New Street University: Religion Is Stomatology

On May 11, 2008, students from Petersburg’s New Street University performed the action Religion Is Stomatology on the front steps of Our Lady of Kazan (Russian Orthodox) Cathedral. The action was meant to protest the Russian Orthodox Church’s increasingly aggressive claims to political influence and cultural hegemony in Russian society. These newfound hegemonic aspirations are actively cultivated by the Russian political elite, as demonstrated not only their enthusiastic support for the church’s own actions and initiatives (partly described in the press release, below), but also by their appearances at Easter night services (broadcast live on several national TV channels) and by the role accorded to church hierarchs in such state ceremonies as President Dmitry Medvedev’s recent inauguration.

Newly Inaugurated Russian President Dmitry Medvedev and Patriarch Alexy II

During the action, one of the students attempted to read the poem “Religion Is Stomatology,” which we have translated, below. Meanwhile, his classmates prostrated themselves on the steps of the cathedral in a fit of religio-dental ecstasy. Various parishioners and other God-fearing types forcibly attempted to disrupt the action. Fortunately, NSU students were able to leave the scene of their “crime” unharmed by the faithful.

Religion Is Stomatology
In the beginning was the word, but only for the few,
And therefore the word was with them and them alone.
The majority was simply not allowed to open their mouths,
And therefore they didn’t know any other words.

But soon the masses started talking.
That’s when it came to light that everything that issues from the mouth is a lie.
But since shutting the mouths of the masses wouldn’t have worked anyway,
The powers that be came up with an institution for controlling mouths.

And thus, religion is stomatology.
It insists on the twice-daily observance of its cult:
In the morning after breakfast and in the evening before bedtime.
It is likewise recommended to see a specialist
Twice a year for a preventive check-up.
It assures you that you’ll come round to it in the end,
Especially if you’ve been negligent for far too long.

And it’s true that you begin to feel
That everything around you is only a vanity of vanities,
That the world outside your oral cavity
Is an illusion, that it’s not there as it were.
That you’ve totally neglected what is most precious.
(This procedure really isn’t that cheap.)
For, whatever they say,
Each of us dies alone with his
Teeth.
At the Last Check-Up each of us will be asked
Whether he worried about their salvation.
If he didn’t, it will already be too late to appeal to the deus in the drill.

In the beginning was the word, but only for the few,
And therefore it was with them and them alone.

When the oppressed began to speak,
They were roundly criticized for their bad breath.

Thus stomatology was invented.
Thus was the church invented,
Along with a whole host of charitable, God-fearing establishments.

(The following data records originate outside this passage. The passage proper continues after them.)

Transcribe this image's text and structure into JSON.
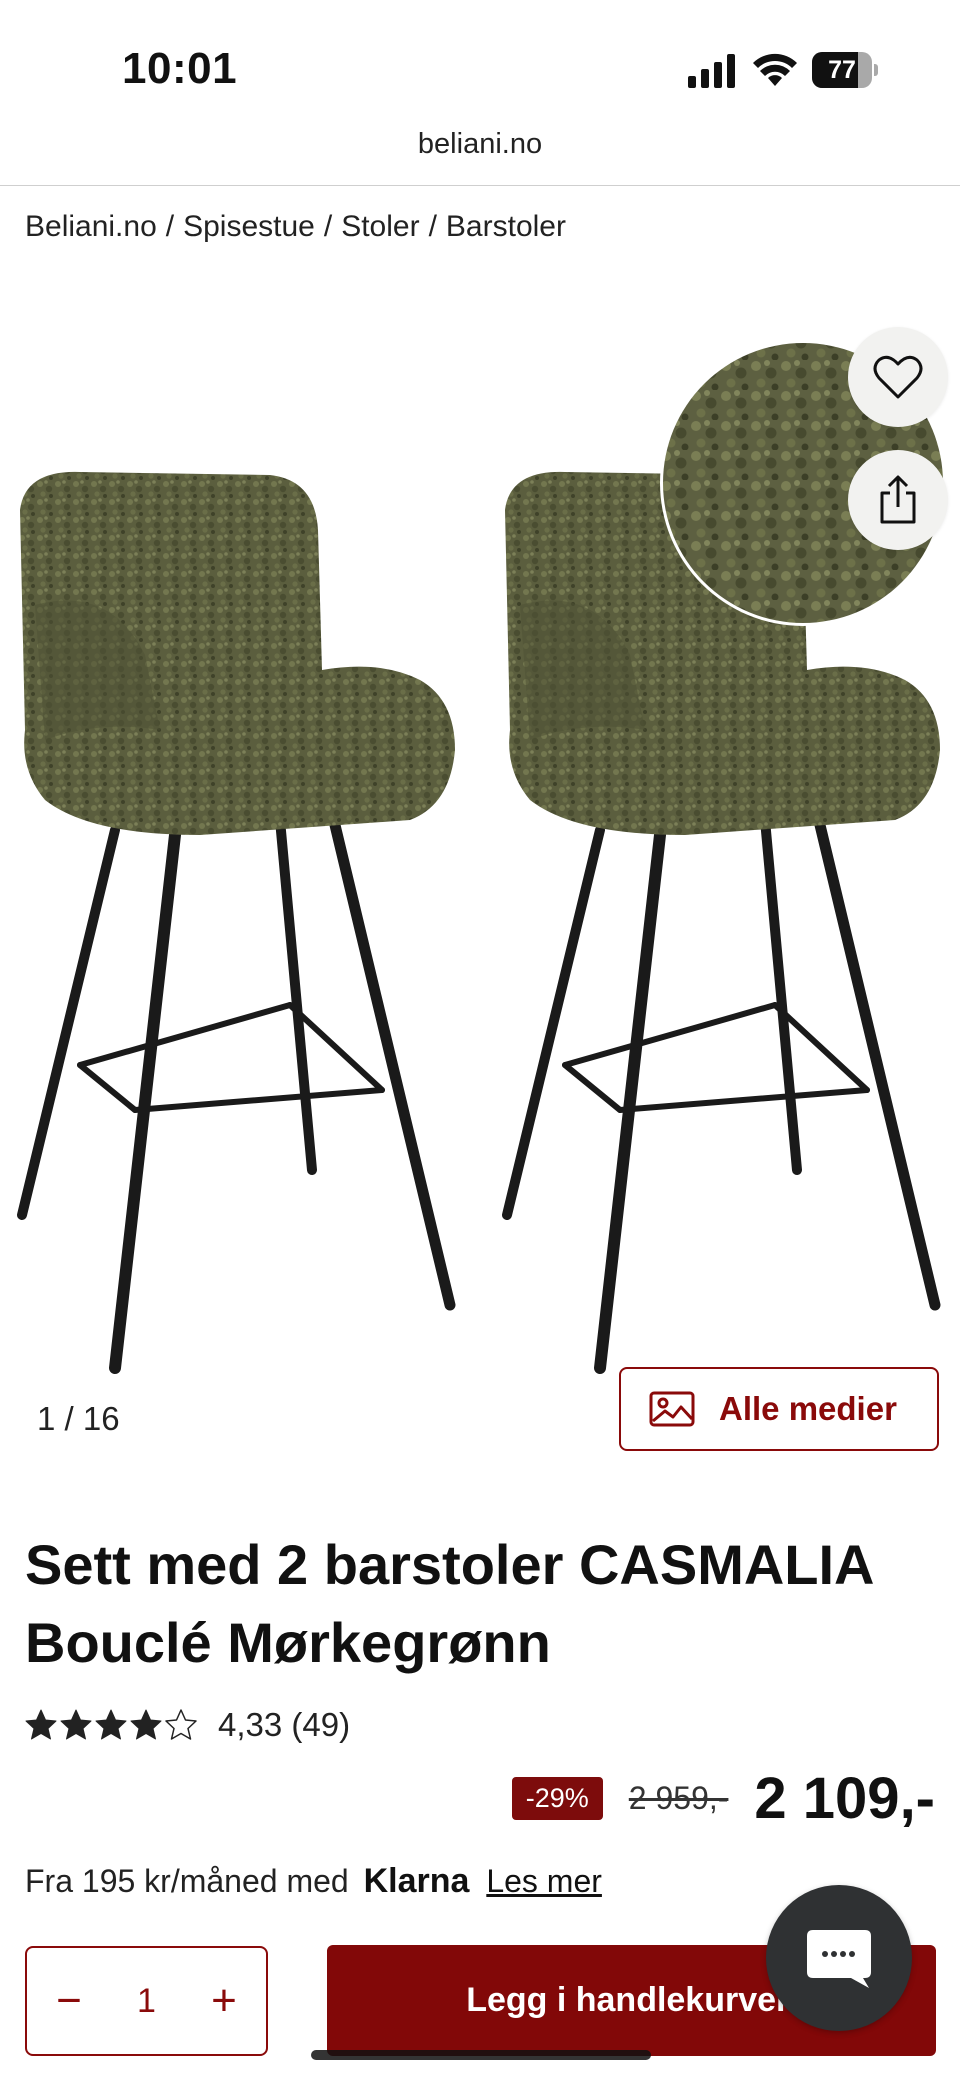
{
  "status_bar": {
    "time": "10:01",
    "battery": "77",
    "battery_level": 0.77
  },
  "browser": {
    "url": "beliani.no"
  },
  "breadcrumb": [
    "Beliani.no",
    "Spisestue",
    "Stoler",
    "Barstoler"
  ],
  "breadcrumb_separator": "/",
  "gallery": {
    "counter_current": "1 /",
    "counter_total": "16",
    "media_button_label": "Alle medier"
  },
  "product": {
    "title": "Sett med 2 barstoler CASMALIA Bouclé Mørkegrønn",
    "rating_value": 4.33,
    "rating_max": 5,
    "rating_text": "4,33 (49)",
    "discount": "-29%",
    "old_price": "2 959,-",
    "price": "2 109,-"
  },
  "financing": {
    "text": "Fra 195 kr/måned med",
    "provider": "Klarna",
    "link": "Les mer"
  },
  "cart": {
    "minus": "−",
    "quantity": "1",
    "plus": "+",
    "add_label": "Legg i handlekurven"
  },
  "colors": {
    "brand": "#820808",
    "text": "#111111",
    "fabric": "#5b5e3e",
    "legs": "#1a1a1a",
    "chat": "#2f3133"
  },
  "icons": {
    "favorite": "heart-icon",
    "share": "share-icon",
    "media": "image-icon",
    "chat": "chat-icon"
  }
}
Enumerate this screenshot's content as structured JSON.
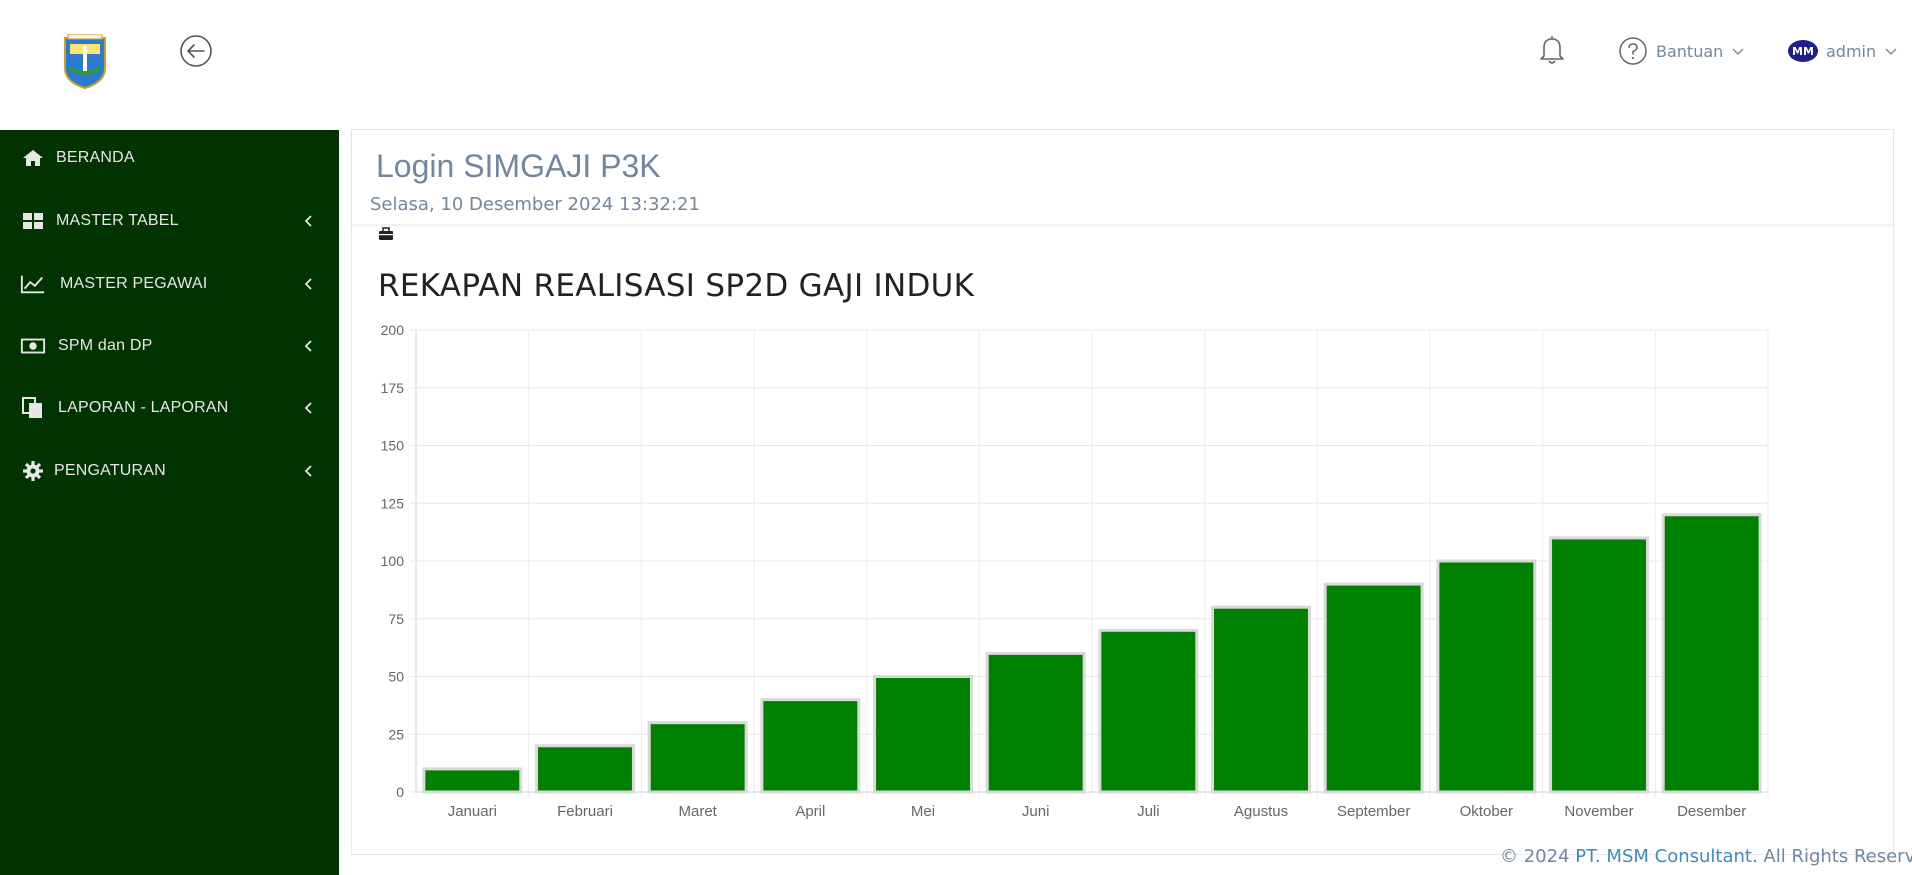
{
  "header": {
    "help_label": "Bantuan",
    "user_label": "admin",
    "avatar_initials": "MM"
  },
  "sidebar": {
    "items": [
      {
        "label": "BERANDA",
        "icon": "home-icon",
        "has_submenu": false
      },
      {
        "label": "MASTER TABEL",
        "icon": "grid-icon",
        "has_submenu": true
      },
      {
        "label": "MASTER PEGAWAI",
        "icon": "line-chart-icon",
        "has_submenu": true
      },
      {
        "label": "SPM dan DP",
        "icon": "money-icon",
        "has_submenu": true
      },
      {
        "label": "LAPORAN - LAPORAN",
        "icon": "documents-icon",
        "has_submenu": true
      },
      {
        "label": "PENGATURAN",
        "icon": "gear-icon",
        "has_submenu": true
      }
    ]
  },
  "page": {
    "title": "Login SIMGAJI P3K",
    "datetime": "Selasa, 10 Desember 2024 13:32:21",
    "chart_heading": "REKAPAN REALISASI SP2D GAJI INDUK"
  },
  "footer": {
    "prefix": "© 2024 ",
    "company": "PT. MSM Consultant.",
    "suffix": " All Rights Reserved"
  },
  "colors": {
    "sidebar_bg": "#003300",
    "bar_fill": "#008000",
    "bar_border": "#d9d9d9",
    "link": "#3c8dbc",
    "muted_text": "#73879c"
  },
  "chart_data": {
    "type": "bar",
    "title": "REKAPAN REALISASI SP2D GAJI INDUK",
    "categories": [
      "Januari",
      "Februari",
      "Maret",
      "April",
      "Mei",
      "Juni",
      "Juli",
      "Agustus",
      "September",
      "Oktober",
      "November",
      "Desember"
    ],
    "values": [
      10,
      20,
      30,
      40,
      50,
      60,
      70,
      80,
      90,
      100,
      110,
      120
    ],
    "ylim": [
      0,
      200
    ],
    "yticks": [
      0,
      25,
      50,
      75,
      100,
      125,
      150,
      175,
      200
    ],
    "grid": true,
    "legend": "none"
  }
}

And while we stand here with our mouths open wide,
They continue to work away.

Righteous Anger as a Means of Combating the Humanities

Over the course of the past several years, classes in Russian Orthodoxy have been introduced in educational institutions throughout Russia. This contradicts both the secular status of public education and the widely touted claim that religious tolerance is observed in our multiconfessional nation.

The Russian Orthodox Church has been involved in a property dispute with the Russian State University for the Humanities—some of the university’s classrooms, the church claimed, belonged to the monastery next door. The court ruled in favor of the plaintiff, and in April 2008 the building in question was paid a visit not only by court bailiffs, but also by a platoon of Cossacks brimming with righteous anger. If, with the advent of the modern age, the church had thought of natural scientific knowledge as its principal enemy, nowadays its righteous anger is directed towards the humanities.

It has to be stated that the Orthodox Church has for some time now acted as a subject of real estate rather than as a “subject of the spirit.” It is as if the church has given up its greater mission and settled for the role of a player in the commercial field. However, the small-scale property disputes that it has initiated now should be viewed, rather, as consonant with its spiritual and intellectual pretensions. Besides, the recent measures taken by the church—the most notable of which has been the introduction of religious education in public schools—no longer allow us to ignore the clear fact that it lays claim to cultural hegemony. In the final analysis, this hegemony is an instrument of material and economic interests—interests that might be greater in scale and longer ranging.

The secularization of ecclesiastical holdings and the separation of church from state have been steadily advanced from the Enlightenment onwards, and these processes have developed in parallel with scientific progress and the formation of democratic society throughout Europe, including Russia. Now these processes have collided with ultra-reactionary measures on the part of the established church, which once again aspires to a fusion with state power. This business project promises both institutions long-term material gain.

Thus, cultural hegemony is the flip side of the hegemony of dominant relations of production.

Our protest action is directed against the cultural and proprietary pretensions of the Russian Orthodox Church. These pretensions have short-circuited and today threaten the right of students to receive a liberal arts education as well as Russia’s chances at developing a civil society.